Umberto Eco (O Nome da Rosa, O Pêndulo de Foucault, Baudolino), na sua mais recente e não menos instigante obra – O Cemitério de Praga –, através de Simonini, o protagonista, é taxativo ao enunciar que os judeus austríacos, quando enriqueciam, compravam sobrenomes graciosos, de flor, de pedras preciosas ou de metal nobre, daí Silbermann ou Goldstein; os mais pobres adquiriam sobrenomes como Grünspan (azinhavre). Na Itália, na Espanha como em Portugal, mascaravam-se adotando nomes de cidades, frutos ou árvores.

Daí a explicação do porque, ao se conhecer o “Coronel” João de Morais Pereira, meu bisavô, tinha-se a nítida impressão de se estar à frente de um cristão novo, ou judeu convertido.

João Pereira casou-se quatro vezes. Minha avó, Doralina Pereira Agra, foi fruto do segundo matrimônio do “Coronel” com “Dona” Assumpção.

A “bisa”, à exceção para com minha avó, não fora muito generosa na escolha dos nomes das filhas: Robertina, Eglantina, Edecina, Felisbina, Pedrolina, Amarina e uma sucessão, até alcançar a marca de nove, heroicas e entristecidas “inas”.

Nomes como os de minhas tias-avós, para felicidade e desafogo das mulheres de hoje, não mais se tem conhecimento. O mesmo serve para Proserpina, Mimosa, Adelina, Anastácia, Engrácia, Ermelina, Ondina, Quitéria, Zeferina.

Salvo as Edicleides, Suellens, Gabriellens, bregas heroínas de fotonovelas, as mães, por iluminação divina não mais se atrevem lançar à fogueira do ridículo nominal suas filhas.

Li, recentemente, uma crônica que contava a história de Guiomar, uma linda mulher.
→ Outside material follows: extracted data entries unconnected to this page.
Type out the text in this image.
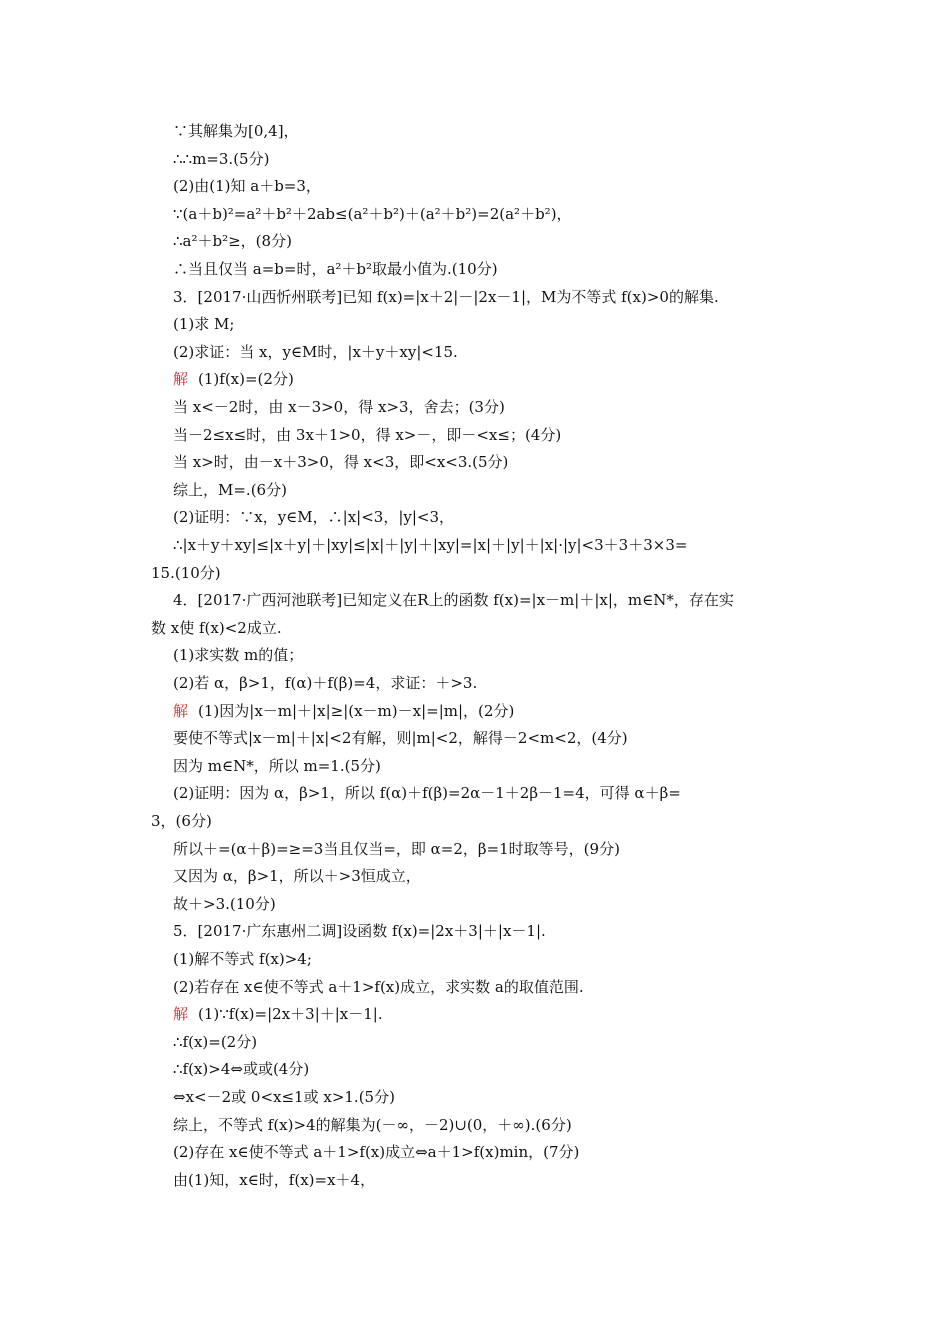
∵其解集为[0,4]，
∴∴m=3.(5分)
(2)由(1)知 a＋b=3，
∵(a＋b)²=a²＋b²＋2ab≤(a²＋b²)＋(a²＋b²)=2(a²＋b²)，
∴a²＋b²≥，(8分)
∴当且仅当 a=b=时，a²＋b²取最小值为.(10分)
3．[2017·山西忻州联考]已知 f(x)=|x＋2|－|2x－1|，M为不等式 f(x)>0的解集.
(1)求 M;
(2)求证：当 x，y∈M时，|x＋y＋xy|<15.
解 (1)f(x)=(2分)
当 x<－2时，由 x－3>0，得 x>3，舍去；(3分)
当－2≤x≤时，由 3x＋1>0，得 x>－，即－<x≤；(4分)
当 x>时，由－x＋3>0，得 x<3，即<x<3.(5分)
综上，M=.(6分)
(2)证明：∵x，y∈M，∴|x|<3，|y|<3，
∴|x＋y＋xy|≤|x＋y|＋|xy|≤|x|＋|y|＋|xy|=|x|＋|y|＋|x|·|y|<3＋3＋3×3=
15.(10分)
4．[2017·广西河池联考]已知定义在R上的函数 f(x)=|x－m|＋|x|，m∈N*，存在实
数 x使 f(x)<2成立.
(1)求实数 m的值；
(2)若 α，β>1，f(α)＋f(β)=4，求证：＋>3.
解 (1)因为|x－m|＋|x|≥|(x－m)－x|=|m|，(2分)
要使不等式|x－m|＋|x|<2有解，则|m|<2，解得－2<m<2，(4分)
因为 m∈N*，所以 m=1.(5分)
(2)证明：因为 α，β>1，所以 f(α)＋f(β)=2α－1＋2β－1=4，可得 α＋β=
3，(6分)
所以＋=(α＋β)=≥=3当且仅当=，即 α=2，β=1时取等号，(9分)
又因为 α，β>1，所以＋>3恒成立，
故＋>3.(10分)
5．[2017·广东惠州二调]设函数 f(x)=|2x＋3|＋|x－1|.
(1)解不等式 f(x)>4;
(2)若存在 x∈使不等式 a＋1>f(x)成立，求实数 a的取值范围.
解 (1)∵f(x)=|2x＋3|＋|x－1|.
∴f(x)=(2分)
∴f(x)>4⇔或或(4分)
⇔x<－2或 0<x≤1或 x>1.(5分)
综上，不等式 f(x)>4的解集为(－∞，－2)∪(0，＋∞).(6分)
(2)存在 x∈使不等式 a＋1>f(x)成立⇔a＋1>f(x)min，(7分)
由(1)知，x∈时，f(x)=x＋4，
Nos anos 50, mulheres lindas podiam se chamar Guiomar.

Guiomar era casada com o craque da seleção brasileira de 58 e 62, Didi. Ela sempre cuidou dos interesses do companheiro. Era ela quem negociava os seus contratos e fazia eventuais reivindicações aos dirigentes dos clubes em que o marido jogava. Didi seguiu casado e feliz até o fim da vida. Quando morreu, aos 72 anos de idade, Guiomar murchou de tristeza e morreu um mês e meio depois.

O autor da crônica, em sua ótica, afirma que hoje dificilmente se encontrará uma Guiomar. Se encontrar, será bem velhinha. As mulheres não se chamam mais Guiomar.

Por desavisado, comete, no entanto, essa injustiça, sobretudo no título dado ao seu texto: “Guiomar não existe mais”.

Não só existe como é bonita. Sequer é velhinha e os olhos azuis são os olhos e os faróis do marido. Guiomar existe, sim, e, a exemplo da Guiomar de Didi, não só cuida dos interesses, é a fonte de inspiração desta e de tantas outras crônicas que escrevo.